Die Frau, die Miles Davis zu wild war, ist tot
Nachruf. Betty Davis war eine Influencerin, bevor es diesen Begriff gab. Ohne sie hätte Miles Davis wohl nie Fusion gespielt. Sie selbst wurde mit drei Alben zu einer Ikone des Funk. Jetzt ist sie 77-jährig gestorben.
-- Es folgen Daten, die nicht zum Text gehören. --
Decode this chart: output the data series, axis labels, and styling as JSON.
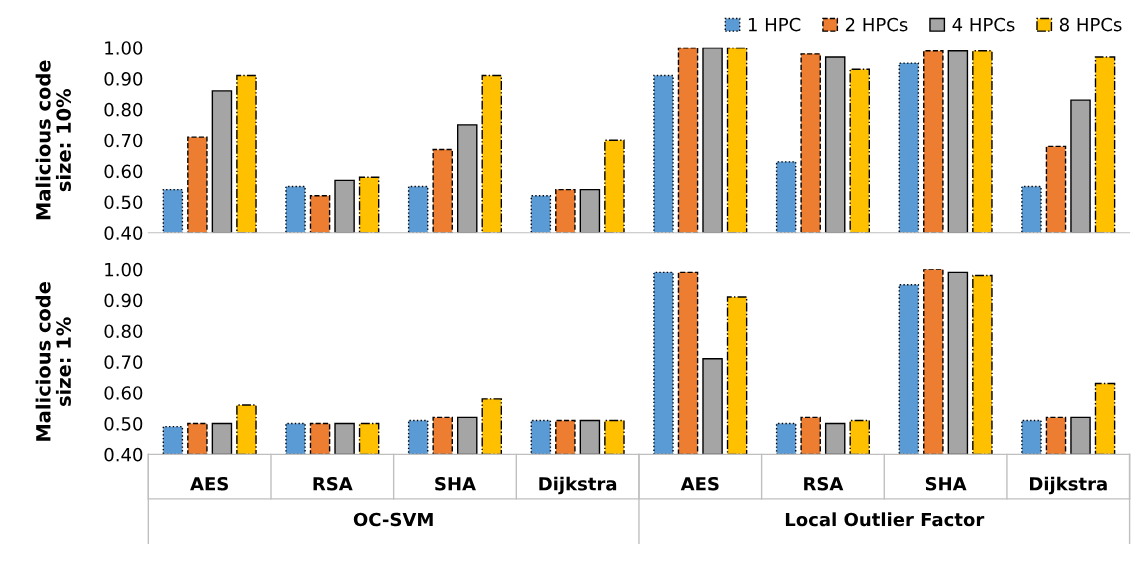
{
  "chart_data": [
    {
      "type": "bar",
      "ylabel": "Malicious code size: 10%",
      "ylim": [
        0.4,
        1.0
      ],
      "yticks": [
        {
          "value": 0.4,
          "label": "0.40"
        },
        {
          "value": 0.5,
          "label": "0.50"
        },
        {
          "value": 0.6,
          "label": "0.60"
        },
        {
          "value": 0.7,
          "label": "0.70"
        },
        {
          "value": 0.8,
          "label": "0.80"
        },
        {
          "value": 0.9,
          "label": "0.90"
        },
        {
          "value": 1.0,
          "label": "1.00"
        }
      ],
      "grid": false,
      "legend": "top right",
      "series": [
        {
          "name": "1 HPC",
          "color": "#5b9bd5",
          "line_style": "dotted",
          "values": [
            0.54,
            0.55,
            0.55,
            0.52,
            0.91,
            0.63,
            0.95,
            0.55
          ]
        },
        {
          "name": "2 HPCs",
          "color": "#ed7d31",
          "line_style": "dashed",
          "values": [
            0.71,
            0.52,
            0.67,
            0.54,
            1.0,
            0.98,
            0.99,
            0.68
          ]
        },
        {
          "name": "4 HPCs",
          "color": "#a5a5a5",
          "line_style": "solid",
          "values": [
            0.86,
            0.57,
            0.75,
            0.54,
            1.0,
            0.97,
            0.99,
            0.83
          ]
        },
        {
          "name": "8 HPCs",
          "color": "#ffc000",
          "line_style": "dashdot",
          "values": [
            0.91,
            0.58,
            0.91,
            0.7,
            1.0,
            0.93,
            0.99,
            0.97
          ]
        }
      ]
    },
    {
      "type": "bar",
      "ylabel": "Malicious code size: 1%",
      "categories": [
        "AES",
        "RSA",
        "SHA",
        "Dijkstra",
        "AES",
        "RSA",
        "SHA",
        "Dijkstra"
      ],
      "ylim": [
        0.4,
        1.0
      ],
      "yticks": [
        {
          "value": 0.4,
          "label": "0.40"
        },
        {
          "value": 0.5,
          "label": "0.50"
        },
        {
          "value": 0.6,
          "label": "0.60"
        },
        {
          "value": 0.7,
          "label": "0.70"
        },
        {
          "value": 0.8,
          "label": "0.80"
        },
        {
          "value": 0.9,
          "label": "0.90"
        },
        {
          "value": 1.0,
          "label": "1.00"
        }
      ],
      "grid": false,
      "legend": false,
      "annotations": [
        "OC-SVM",
        "Local Outlier Factor"
      ],
      "series": [
        {
          "color": "#5b9bd5",
          "line_style": "dotted",
          "values": [
            0.49,
            0.5,
            0.51,
            0.51,
            0.99,
            0.5,
            0.95,
            0.51
          ]
        },
        {
          "color": "#ed7d31",
          "line_style": "dashed",
          "values": [
            0.5,
            0.5,
            0.52,
            0.51,
            0.99,
            0.52,
            1.0,
            0.52
          ]
        },
        {
          "color": "#a5a5a5",
          "line_style": "solid",
          "values": [
            0.5,
            0.5,
            0.52,
            0.51,
            0.71,
            0.5,
            0.99,
            0.52
          ]
        },
        {
          "color": "#ffc000",
          "line_style": "dashdot",
          "values": [
            0.56,
            0.5,
            0.58,
            0.51,
            0.91,
            0.51,
            0.98,
            0.63
          ]
        }
      ]
    }
  ]
}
In den späten Sechzigerjahren war Betty Davis der Inbegriff der befreiten Frau. Klug, schön und sexy. Eine, die sich nahm, was sie glaubte, das ihr zustand. Etwa einen Jazztrompeter von Weltrang. Zunächst erspähte sie von diesem nur dessen „most incredible gray suede shoes“, als dieser im Village Gate in New York aufspielte. Sie besorgte sich die Adresse, zwängte sich in einen Minirock und klopfte an Miles Davis Türe. Die ersten Worte, die sie an ihn richtete, lauteten: „I’m a musician, and I think you might want to get together with me.“Dann sah sie eine Frau hinter Davis und fauchte: „And when you throw that bitch out, I’ll be back.“So erzählt es wenigstens ihre damalige Mitbewohnerin Denise Oliver-Velez.
„Mademoiselle Mabry“
Die als Betty Mabry 1944 in Durham, North Carolina, geborene Musikerin, die von 1968 bis 1969 mit Miles Davis verheiratet war, arbeitete damals als Mannequin. Bald zierte sie das Cover der Miles-Platte „Filles de Kilimanjaro“. Das darauf enthaltene „Mademoiselle Mabry“geriet erstaunlich lyrisch, bedenkt man die Flamboyanz dieser Frau. Sie übte prägenden Einfluss auf Miles aus, machte ihn mit der Musik von Jimi Hendrix und Sly Stone bekannt. Gemeinsam machten
Mabry und Davis sogar ein Album mit Hendrix, das aber nie herauskam, weil Miles dachte, Betty betrüge ihn mit Hendrix . . .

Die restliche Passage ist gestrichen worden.